Sorry for being long winded. whew!

Wayne


----------



## camping479 (Aug 27, 2003)

Glad you had a good trip. Last week was about the best week we've had as far as weather all summer.

Mike


----------



## hurricaneplumber (Apr 12, 2004)

Wayne,

Welcome back.

I was in one of those rocky slopey sites with my tent one time. Nothing like sleeping with stones on a hill in the thunderstorm...

Glad the weather was warm for the water park.

The border slowdowns make it real glad to tow your own bathroom and kitchen with you just in case nature calls while just sitting there.

It sounds like you ended up in the grassy, flat, sunny sites. I tented there also, man was it hot in a tent.
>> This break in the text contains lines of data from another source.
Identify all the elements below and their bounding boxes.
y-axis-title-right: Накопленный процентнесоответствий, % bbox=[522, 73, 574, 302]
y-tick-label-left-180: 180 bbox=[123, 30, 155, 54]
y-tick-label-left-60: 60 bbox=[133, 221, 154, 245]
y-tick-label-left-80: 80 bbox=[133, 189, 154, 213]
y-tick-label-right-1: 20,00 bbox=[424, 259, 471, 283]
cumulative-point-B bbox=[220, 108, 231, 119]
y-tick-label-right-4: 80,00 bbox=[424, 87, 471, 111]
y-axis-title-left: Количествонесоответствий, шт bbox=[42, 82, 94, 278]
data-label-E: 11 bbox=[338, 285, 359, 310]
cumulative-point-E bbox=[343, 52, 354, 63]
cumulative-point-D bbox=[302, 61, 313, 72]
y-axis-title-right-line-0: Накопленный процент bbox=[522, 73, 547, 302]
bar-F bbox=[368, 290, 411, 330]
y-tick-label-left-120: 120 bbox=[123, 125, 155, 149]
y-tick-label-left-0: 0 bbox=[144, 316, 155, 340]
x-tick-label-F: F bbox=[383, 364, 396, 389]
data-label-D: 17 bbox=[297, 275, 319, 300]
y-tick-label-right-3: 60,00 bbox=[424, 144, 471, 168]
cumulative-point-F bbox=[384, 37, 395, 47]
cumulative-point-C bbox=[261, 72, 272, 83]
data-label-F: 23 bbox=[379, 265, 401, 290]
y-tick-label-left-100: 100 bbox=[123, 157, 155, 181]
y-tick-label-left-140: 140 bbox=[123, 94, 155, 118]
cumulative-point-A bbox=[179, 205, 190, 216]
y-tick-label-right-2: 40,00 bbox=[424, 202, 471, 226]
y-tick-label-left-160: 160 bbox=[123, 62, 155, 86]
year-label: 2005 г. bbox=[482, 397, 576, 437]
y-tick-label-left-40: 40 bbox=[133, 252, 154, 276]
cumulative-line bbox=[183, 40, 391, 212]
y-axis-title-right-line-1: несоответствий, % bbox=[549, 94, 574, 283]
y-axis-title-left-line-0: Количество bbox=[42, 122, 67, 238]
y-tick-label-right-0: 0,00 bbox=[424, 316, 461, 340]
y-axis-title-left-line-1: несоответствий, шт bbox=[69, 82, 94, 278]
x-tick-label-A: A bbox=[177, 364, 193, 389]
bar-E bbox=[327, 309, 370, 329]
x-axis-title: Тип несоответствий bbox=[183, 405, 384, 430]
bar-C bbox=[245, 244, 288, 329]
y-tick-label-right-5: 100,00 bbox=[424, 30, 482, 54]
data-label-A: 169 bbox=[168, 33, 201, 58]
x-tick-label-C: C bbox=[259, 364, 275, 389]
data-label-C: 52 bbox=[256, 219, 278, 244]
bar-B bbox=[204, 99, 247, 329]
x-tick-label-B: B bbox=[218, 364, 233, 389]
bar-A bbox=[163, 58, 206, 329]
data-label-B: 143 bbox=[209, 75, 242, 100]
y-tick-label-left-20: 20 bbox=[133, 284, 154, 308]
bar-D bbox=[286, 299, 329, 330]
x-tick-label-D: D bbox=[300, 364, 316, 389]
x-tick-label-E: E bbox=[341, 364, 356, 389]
Do they still do the nightly laser light show? That was pretty neat and the kidos enjoyed it.

See Ya

Kevin


----------



## luv2rv (Jun 21, 2004)

Kevin,

Exactly, the site was quite nice. Definitely needed the AC and Awning but was a whole lot better than the forest on the side of a hill.

Laser Blast still goes on every night at 10:10 until about 10:30. They do a really nice job of it.

Wayne


----------



## johnp (Mar 15, 2004)

What site did you move from? I'm heading back there Columbus Day weekend and would like to avoid that area. The last time I went we had a site on a corner the site was huge and flat only problem was we went the same weekend as OZ Fest. My wife wanted to packup at 3am with all the sceaming and partying all night.
But the kids loved it and were going back.


----------



## luv2rv (Jun 21, 2004)

John,

We were on site 859. There was no grass only trees and rocks in that area.

The site we moved to was site 682. All the sites in this area are nice. Only problem would be if there is a scheduled concert with music that you can't stand you are pretty close to the concert venue.

Have a great time. We'll be going back next year!

Wayne


----------



## hurricaneplumber (Apr 12, 2004)




----------